Which leads us neatly into expressing what we want. Sexuality ripples, and what we enjoyed four years ago may not be what we enjoy now. I try to check in with myself, reflect on what has made me feel good and what maybe doesn’t tickle my pickle anymore. It’s not everyday choking, you know? Sometimes we mature into another phase of ourselves, a phase which demands more tenderness and sweetness and a little less spit. Or maybe it demands more spit - only we can determine that. But vocalising where I’m at on any given day, what I want, what will carry me on a zephyr to the pinnacle of blooming - that’s important. And, again, my partner isn’t a mind reader. I have to take responsibility for my own desires and create a happy bed for my orgasm to spring from.
Masturbation. Do it more. A piece of advice I see a lot (and which I've given myself) is that masturbating helps you to identify what you enjoy which you can then held to guide your partner during sex. Now I'm starting to think it has more to do with muscle memory and expectation. Since the sensation is recent in both mind and body, the journey there feels like less of a hill to climb and more of a familiar route. Kind of like driving to a particular destination on repeat - if you make the journey every day, it becomes easier, quicker, and less of a challenge. So masturbate more often and enjoy those stress-relieving benefits too.
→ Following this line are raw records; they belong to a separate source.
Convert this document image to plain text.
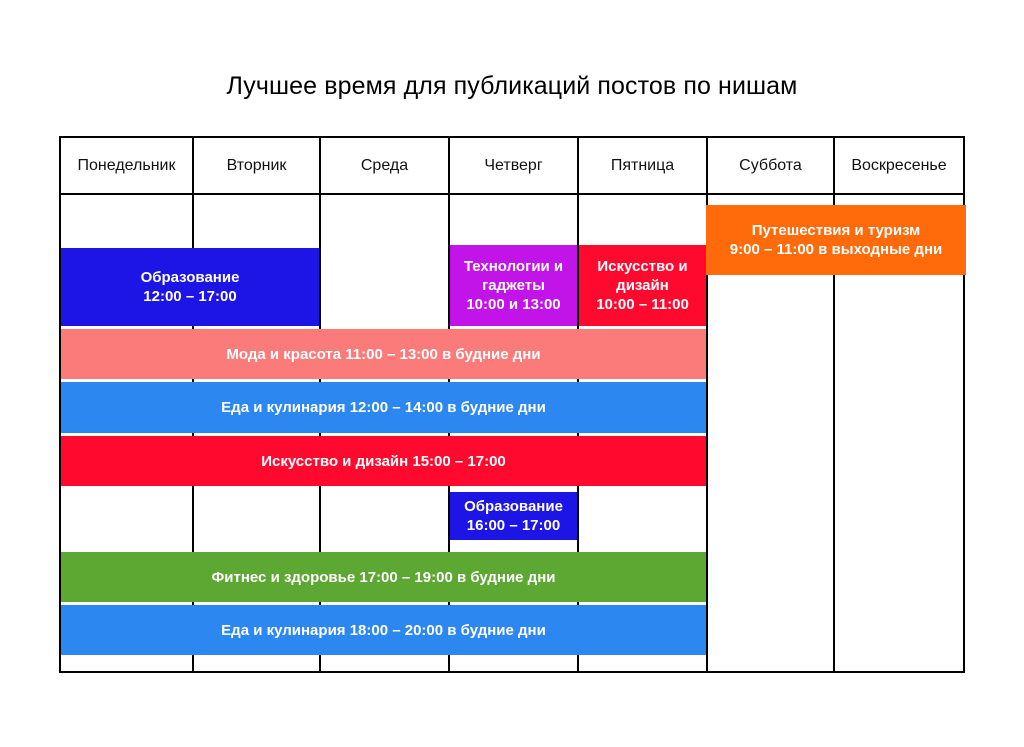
Лучшее время для публикаций постов по нишам
Понедельник	Вторник	Среда	Четверг	Пятница	Суббота	Воскресенье
Путешествия и туризм
9:00 – 11:00 в выходные дни
Образование
12:00 – 17:00
Технологии и
гаджеты
10:00 и 13:00
Искусство и
дизайн
10:00 – 11:00
Мода и красота 11:00 – 13:00 в будние дни
Еда и кулинария 12:00 – 14:00 в будние дни
Искусство и дизайн 15:00 – 17:00
Образование
16:00 – 17:00
Фитнес и здоровье 17:00 – 19:00 в будние дни
Еда и кулинария 18:00 – 20:00 в будние дни
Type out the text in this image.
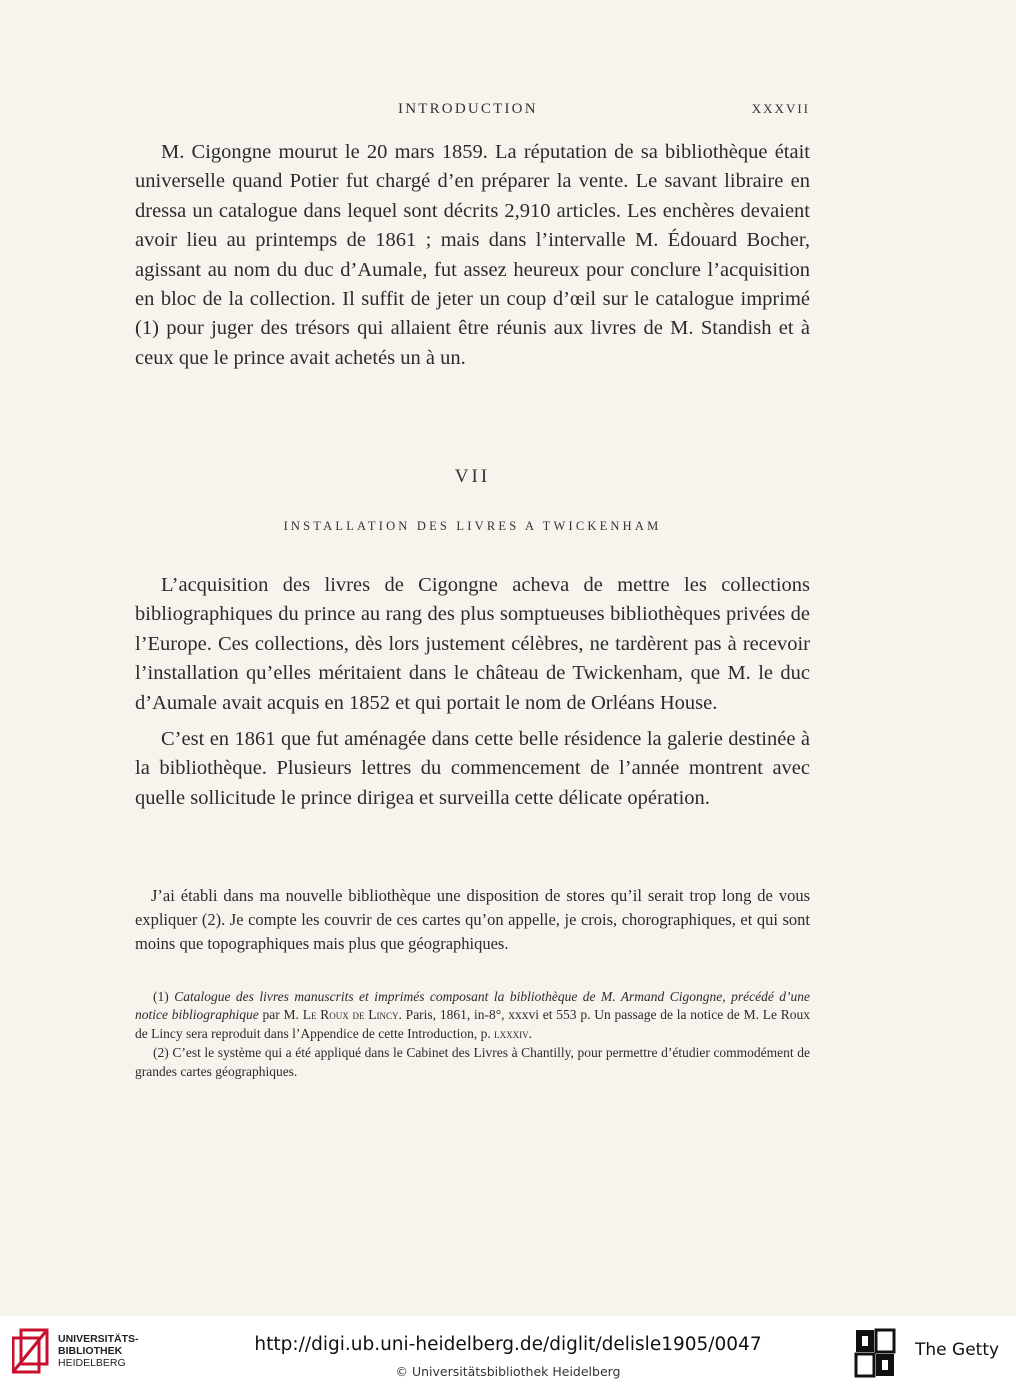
INTRODUCTION	XXXVII

M. Cigongne mourut le 20 mars 1859. La réputation de sa bibliothèque était universelle quand Potier fut chargé d’en préparer la vente. Le savant libraire en dressa un catalogue dans lequel sont décrits 2,910 articles. Les enchères devaient avoir lieu au printemps de 1861 ; mais dans l’intervalle M. Édouard Bocher, agissant au nom du duc d’Aumale, fut assez heureux pour conclure l’acquisition en bloc de la collection. Il suffit de jeter un coup d’œil sur le catalogue imprimé (1) pour juger des trésors qui allaient être réunis aux livres de M. Standish et à ceux que le prince avait achetés un à un.

VII
INSTALLATION DES LIVRES A TWICKENHAM

L’acquisition des livres de Cigongne acheva de mettre les collections bibliographiques du prince au rang des plus somptueuses bibliothèques privées de l’Europe. Ces collections, dès lors justement célèbres, ne tardèrent pas à recevoir l’installation qu’elles méritaient dans le château de Twickenham, que M. le duc d’Aumale avait acquis en 1852 et qui portait le nom de Orléans House.

C’est en 1861 que fut aménagée dans cette belle résidence la galerie destinée à la bibliothèque. Plusieurs lettres du commencement de l’année montrent avec quelle sollicitude le prince dirigea et surveilla cette délicate opération.

J’ai établi dans ma nouvelle bibliothèque une disposition de stores qu’il serait trop long de vous expliquer (2). Je compte les couvrir de ces cartes qu’on appelle, je crois, chorographiques, et qui sont moins que topographiques mais plus que géographiques.

(1) Catalogue des livres manuscrits et imprimés composant la bibliothèque de M. Armand Cigongne, précédé d’une notice bibliographique par M. Le Roux de Lincy. Paris, 1861, in-8°, xxxvi et 553 p. Un passage de la notice de M. Le Roux de Lincy sera reproduit dans l’Appendice de cette Introduction, p. lxxxiv.

(2) C’est le système qui a été appliqué dans le Cabinet des Livres à Chantilly, pour permettre d’étudier commodément de grandes cartes géographiques.

UNIVERSITÄTS-
BIBLIOTHEK
HEIDELBERG
http://digi.ub.uni-heidelberg.de/diglit/delisle1905/0047
© Universitätsbibliothek Heidelberg
The Getty
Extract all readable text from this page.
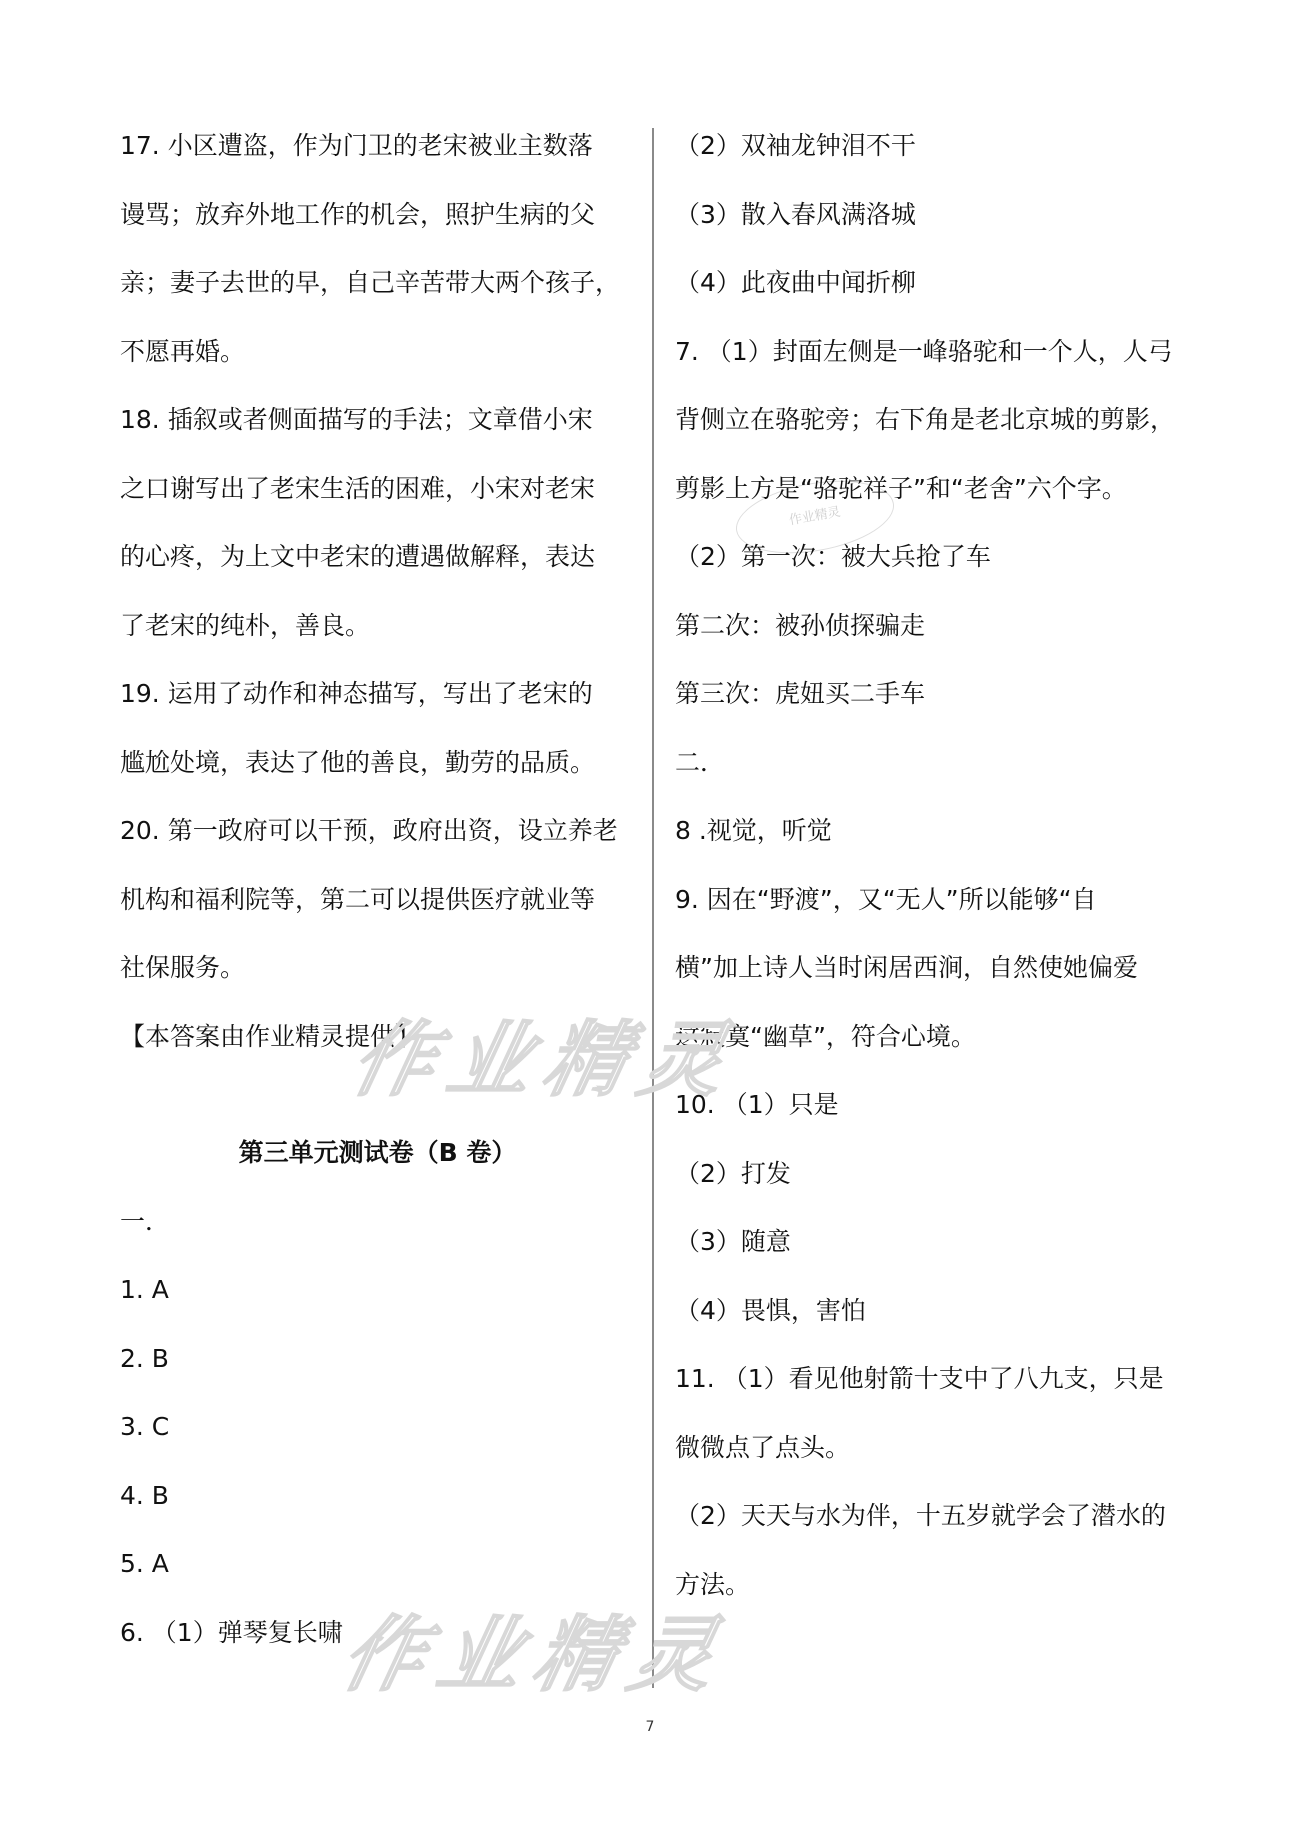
作业精灵
17. 小区遭盗，作为门卫的老宋被业主数落
谩骂；放弃外地工作的机会，照护生病的父
亲；妻子去世的早，自己辛苦带大两个孩子，
不愿再婚。
18. 插叙或者侧面描写的手法；文章借小宋
之口谢写出了老宋生活的困难，小宋对老宋
的心疼，为上文中老宋的遭遇做解释，表达
了老宋的纯朴，善良。
19. 运用了动作和神态描写，写出了老宋的
尴尬处境，表达了他的善良，勤劳的品质。
20. 第一政府可以干预，政府出资，设立养老
机构和福利院等，第二可以提供医疗就业等
社保服务。
【本答案由作业精灵提供】
第三单元测试卷（B 卷）
一．
1. A
2. B
3. C
4. B
5. A
6. （1）弹琴复长啸
（2）双袖龙钟泪不干
（3）散入春风满洛城
（4）此夜曲中闻折柳
7. （1）封面左侧是一峰骆驼和一个人，人弓
背侧立在骆驼旁；右下角是老北京城的剪影，
剪影上方是“骆驼祥子”和“老舍”六个字。
（2）第一次：被大兵抢了车
第二次：被孙侦探骗走
第三次：虎妞买二手车
二．
8 .视觉，听觉
9. 因在“野渡”，又“无人”所以能够“自
横”加上诗人当时闲居西涧，自然使她偏爱
这寂寞“幽草”，符合心境。
10. （1）只是
（2）打发
（3）随意
（4）畏惧，害怕
11. （1）看见他射箭十支中了八九支，只是
微微点了点头。
（2）天天与水为伴，十五岁就学会了潜水的
方法。
作业精灵
作业精灵
7
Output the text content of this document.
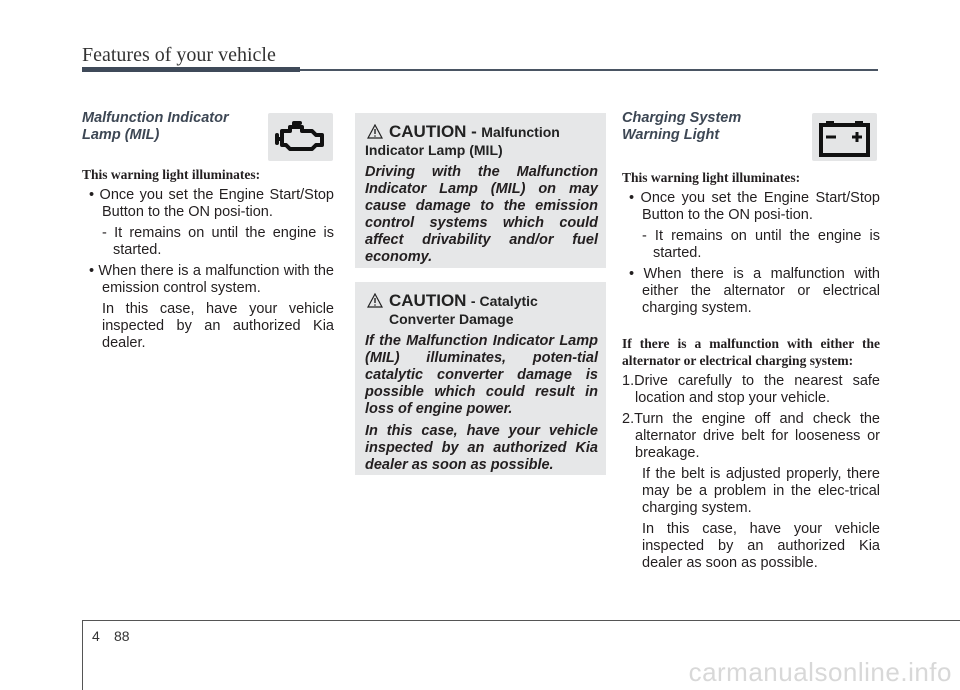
Features of your vehicle

Malfunction Indicator
Lamp (MIL)

This warning light illuminates:

• Once you set the Engine Start/Stop Button to the ON posi-tion.

- It remains on until the engine is started.

• When there is a malfunction with the emission control system.

In this case, have your vehicle inspected by an authorized Kia dealer.

CAUTION - Malfunction
Indicator Lamp (MIL)

Driving with the Malfunction Indicator Lamp (MIL) on may cause damage to the emission control systems which could affect drivability and/or fuel economy.

CAUTION - Catalytic
Converter Damage

If the Malfunction Indicator Lamp (MIL) illuminates, poten-tial catalytic converter damage is possible which could result in loss of engine power.

In this case, have your vehicle inspected by an authorized Kia dealer as soon as possible.

Charging System
Warning Light

This warning light illuminates:

• Once you set the Engine Start/Stop Button to the ON posi-tion.

- It remains on until the engine is started.

• When there is a malfunction with either the alternator or electrical charging system.

If there is a malfunction with either the alternator or electrical charging system:

1.Drive carefully to the nearest safe location and stop your vehicle.

2.Turn the engine off and check the alternator drive belt for looseness or breakage.

If the belt is adjusted properly, there may be a problem in the elec-trical charging system.

In this case, have your vehicle inspected by an authorized Kia dealer as soon as possible.

4 88
carmanualsonline.info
Finally, not watching porn. Porn is…. well, porn. Unrealistic, largely devoid of any connection or sensuality and all about voyeurism - watching from the outside, detached from the centre of feeling. When I watched porn more regularly I found that when I was struggling to orgasm, my mind automatically switched to these images which I’d gotten off to before, but then that builds a kind of weird reliance on the graphic and that which isn’t happening in the moment. I had to travel outside of myself to climax and I didn’t want that to be the case, I wanted my own self and my own partner to be enough. So I stopped watching porn as a way to recenter myself. I know there is feminist porn available which isn’t so outlandish or explicit but if the issue is getting out of my head and back into my body, then I want as few distractions as possible. The ultimate goal is being more comfortable and present in myself.
And that’s it. Being naked more, moisturising my body, being honest about my own comfort and my own desires, engaging in solo-play and not watching porn - these are my affirmative actions.
I’ll end by saying this: give yourself a break. So many things affect our ability to orgasm and we aren’t machines, oily and primed, ready to pop. What goes on down there is steered by what’s going up there, and up there is a complex web of every fibre that makes us a unique person. Sex can still be delicious without an orgasm. You are not disappointing someone if you can’t orgasm. Sex is about the journey, not the final destination, and you are captain of your own enjoyment, nobody else.